Сбросив поклажу на лавку, Сашка сполоснул руки и лицо под умывальником, вытерся поданным дедом полотенцем и сел к столу.
-- Дед Павел, ты много на стол не собирай,-- сказал он деду.-- Я не голоден. Больше спать хочу с дороги, чем есть.
-- Сейчас малец кипяток принесёт. От чая-то не отказывайся. Ныне знатный, со слоником. Я такого давненько не пил. Душистый такой, аж голова идёт кругом.
-- Чаю выпью,-- согласился Сашка.
Когда на пороге появился Проня, Сашка уже спал мёртвым сном.
-- Опоздал,-- с сожалением констатировал Проня, вертя в руке бутылку. Она была не распечатана.-- На, дед,-- он протянул её деду Павлу.-- Сховай до завтра. Один пить не буду.
-- Сядай, не стой,-- пригласил его к столу дед Павел.-- Аль ты, в самом деле подумал, что я тебе не налью?-- он налил из стоящей на столе открытой бутылки в кружку граммов двести.
Проня сел, подцепил ножом кусок мяса, выпив водку, отправил мясо в рот и промолвил:
-- Тяжко мне дед. Ох, тяжко.
-- Вижу, что маешься.
-- Вот тем и спасаюсь, чтобы руки на себя не наложить.
-- Стало быть, тяжкий крест взвалил на себя. Это бывает. В лечении такой хвори нет помощников. Сам тяни.
-- Это так,-- качнул в знак согласия головой Проня.
-- В артельку бы шёл. Там в забойчике не до дум душу отягощающих. Авось бы и улеглось.
-- Завтра в ночь уйду, коль уж Сашка вернулся,-- Проня встал.-- Ладно. Пойду тоже спать,-- и вышел из домика.
Дед Павел проводил его понимающим взглядом, вздохнул и стал укладываться спать.
Глава 3
В один из октябрьских дней Скоблев позвонил по номеру Тима, желая пригласить его в гости для приёма экзаменов у своих людей. Тим, после беседы Сашки с военными осел у них якорем. Они, в конце концов, согласились осваивать предлагаемые программы. Скоблеву было это хоть и неприятно -- он ревниво относился к такому уходу-возврату в их монастырь -- но скрипя сердце не стал просить у Александра Тиму замену, она, знал он, ему не положена, так как об этом договорённости у них не было.
Тимофей выслушал Скоблева и ответил, что сам не сможет, но в Москве проездом есть стрелок и тот охотно согласится, если Скоблев будет не против.

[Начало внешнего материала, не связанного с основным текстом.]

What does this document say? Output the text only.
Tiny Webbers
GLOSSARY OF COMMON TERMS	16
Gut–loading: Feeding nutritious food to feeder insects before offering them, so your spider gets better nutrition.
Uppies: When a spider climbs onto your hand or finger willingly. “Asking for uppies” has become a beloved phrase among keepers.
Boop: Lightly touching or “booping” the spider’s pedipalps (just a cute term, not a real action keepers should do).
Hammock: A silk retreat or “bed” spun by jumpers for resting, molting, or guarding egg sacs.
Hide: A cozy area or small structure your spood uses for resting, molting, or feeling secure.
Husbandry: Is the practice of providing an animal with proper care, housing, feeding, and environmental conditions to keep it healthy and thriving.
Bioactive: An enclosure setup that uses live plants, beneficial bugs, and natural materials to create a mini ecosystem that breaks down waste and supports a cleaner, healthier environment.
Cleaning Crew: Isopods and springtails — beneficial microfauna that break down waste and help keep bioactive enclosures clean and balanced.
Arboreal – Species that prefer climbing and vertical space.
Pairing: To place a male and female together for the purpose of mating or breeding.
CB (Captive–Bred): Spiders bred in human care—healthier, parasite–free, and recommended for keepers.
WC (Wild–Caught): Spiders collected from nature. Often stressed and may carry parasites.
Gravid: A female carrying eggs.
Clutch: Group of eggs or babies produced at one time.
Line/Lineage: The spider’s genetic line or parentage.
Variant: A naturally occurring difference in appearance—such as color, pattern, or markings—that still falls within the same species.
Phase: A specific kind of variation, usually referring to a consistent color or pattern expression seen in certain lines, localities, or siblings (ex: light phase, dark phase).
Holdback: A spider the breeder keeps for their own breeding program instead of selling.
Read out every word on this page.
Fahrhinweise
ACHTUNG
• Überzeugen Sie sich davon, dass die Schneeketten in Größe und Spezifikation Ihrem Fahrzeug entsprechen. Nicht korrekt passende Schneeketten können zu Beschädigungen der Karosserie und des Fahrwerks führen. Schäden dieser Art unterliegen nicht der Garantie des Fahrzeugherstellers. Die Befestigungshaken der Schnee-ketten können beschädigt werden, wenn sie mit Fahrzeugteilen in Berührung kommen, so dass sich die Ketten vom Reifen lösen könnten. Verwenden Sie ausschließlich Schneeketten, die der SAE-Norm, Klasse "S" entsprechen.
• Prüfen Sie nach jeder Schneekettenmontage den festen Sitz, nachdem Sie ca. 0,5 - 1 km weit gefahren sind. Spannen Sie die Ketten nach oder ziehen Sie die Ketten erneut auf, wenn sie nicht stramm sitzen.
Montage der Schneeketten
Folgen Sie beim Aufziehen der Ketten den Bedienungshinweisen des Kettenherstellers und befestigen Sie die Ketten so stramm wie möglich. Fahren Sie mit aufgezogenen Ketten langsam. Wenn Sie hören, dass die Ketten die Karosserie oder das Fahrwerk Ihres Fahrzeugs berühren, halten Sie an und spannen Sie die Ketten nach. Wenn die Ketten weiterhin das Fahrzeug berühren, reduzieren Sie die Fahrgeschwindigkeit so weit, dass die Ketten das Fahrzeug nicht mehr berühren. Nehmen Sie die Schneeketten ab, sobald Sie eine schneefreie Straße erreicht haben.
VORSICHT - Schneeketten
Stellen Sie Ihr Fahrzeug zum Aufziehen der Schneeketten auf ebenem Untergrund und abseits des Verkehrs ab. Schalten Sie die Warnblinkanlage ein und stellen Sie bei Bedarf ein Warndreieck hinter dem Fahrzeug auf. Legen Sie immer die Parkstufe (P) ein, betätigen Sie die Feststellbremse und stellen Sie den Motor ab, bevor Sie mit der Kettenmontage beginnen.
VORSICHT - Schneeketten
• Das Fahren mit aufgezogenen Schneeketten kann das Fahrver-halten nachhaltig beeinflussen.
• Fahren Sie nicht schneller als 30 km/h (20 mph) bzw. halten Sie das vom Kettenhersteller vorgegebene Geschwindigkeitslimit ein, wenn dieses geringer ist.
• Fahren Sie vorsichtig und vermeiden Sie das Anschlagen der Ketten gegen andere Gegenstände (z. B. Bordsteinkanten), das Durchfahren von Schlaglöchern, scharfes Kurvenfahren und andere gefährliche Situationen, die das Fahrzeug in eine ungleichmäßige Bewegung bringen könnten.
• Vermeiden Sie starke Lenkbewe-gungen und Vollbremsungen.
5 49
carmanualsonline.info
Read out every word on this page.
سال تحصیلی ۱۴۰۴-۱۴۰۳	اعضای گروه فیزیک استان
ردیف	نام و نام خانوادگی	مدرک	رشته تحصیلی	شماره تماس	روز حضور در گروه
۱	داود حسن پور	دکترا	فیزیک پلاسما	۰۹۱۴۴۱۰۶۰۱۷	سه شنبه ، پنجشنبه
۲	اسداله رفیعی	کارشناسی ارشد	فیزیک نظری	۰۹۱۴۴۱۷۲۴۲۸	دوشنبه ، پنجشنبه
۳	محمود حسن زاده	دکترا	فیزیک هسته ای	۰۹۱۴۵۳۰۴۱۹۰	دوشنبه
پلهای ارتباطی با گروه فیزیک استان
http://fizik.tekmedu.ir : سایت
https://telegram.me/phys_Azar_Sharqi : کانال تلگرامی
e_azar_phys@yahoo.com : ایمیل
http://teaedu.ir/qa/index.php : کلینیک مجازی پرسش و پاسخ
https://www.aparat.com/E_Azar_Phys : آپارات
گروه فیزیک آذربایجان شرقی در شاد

Скоблев был не против, хоть это его несколько обидело поначалу, но потом пришёл неизвестный, коротко представился Саввой. Пришедший понравился Скоблеву с первого взгляда и, получив от него полномочия на экзаменовку, исчез в смежном кабинете, где сидел безвылазно и куда к нему шастали сотрудники Скоблева. В конце второй недели он вышел к Скоблеву и сказал, что всё в порядке, и все люди сдали, что необходимые поправки для них он внёс в личные досье каждого и передал Скоблеву пачку дискет с чем и хотел было откланяться, но Скоблев его удержал вопросом:
-- А меня экзаменовать не хотите? Или не имеете права?
-- Анатолий Давыдович!-- Савва присел в кресло возле стола Скоблева.-- Конечно, я могу проэкзаменовать и вас, полномочия у меня есть и на это, но они касаются только наших. Насколько я в курсе, ваша фирма вне нашей схемы, хоть и готовятся ваши сотрудники по нашей программе с личного разрешения какого-то из стрелков. А я дал согласие принять экзамены по личной просьбе ещё одного стрелка. Это я констатирую факт. Готов принять экзамен и у вас, если вы это желаете сделать.
-- Вы разве не в курсе, кто дал разрешение на использование вашей системы обучения нам?-- Скоблев, успевший от общения с Александром и Тимом немало подивиться, был ошарашен.
-- Нет. Не в курсе. Мне в этом знании необходимости нет. Достаточно, что это стрелки,-- ответил Савва.
-- И с Тимофеем не знакомы?-- задал вопрос Скоблев, а сам про себя подумал: "Или мои мозги поехали, или этот Савва темнит в каком-то своём интересе. Пускай он не знает Александра, но Тима он не может не знать, ведь тот его ко мне вывел".
-- Анатолий Давыдович! Мне ясны ваши треволнения, но я не знаю стрелка с именем названным вами. И тут, в Москве, из тех, кто здесь работает, не встречался ни с кем, хоть может быть среди них есть мои знакомые. Но это мало вероятно, так как я из другой школы и системы. Я из китайской внешней разведки и моё лицо врядли кому известно. Мне позвонили из центра и передали запрос на проведение у вас экзаменов, на этом информация заканчивалась. Только вы не беспокойтесь, раз я пришёл к вам с кодом, о котором вы знаете лишь один, то в отношении меня не надо строить домыслов. Это излишне.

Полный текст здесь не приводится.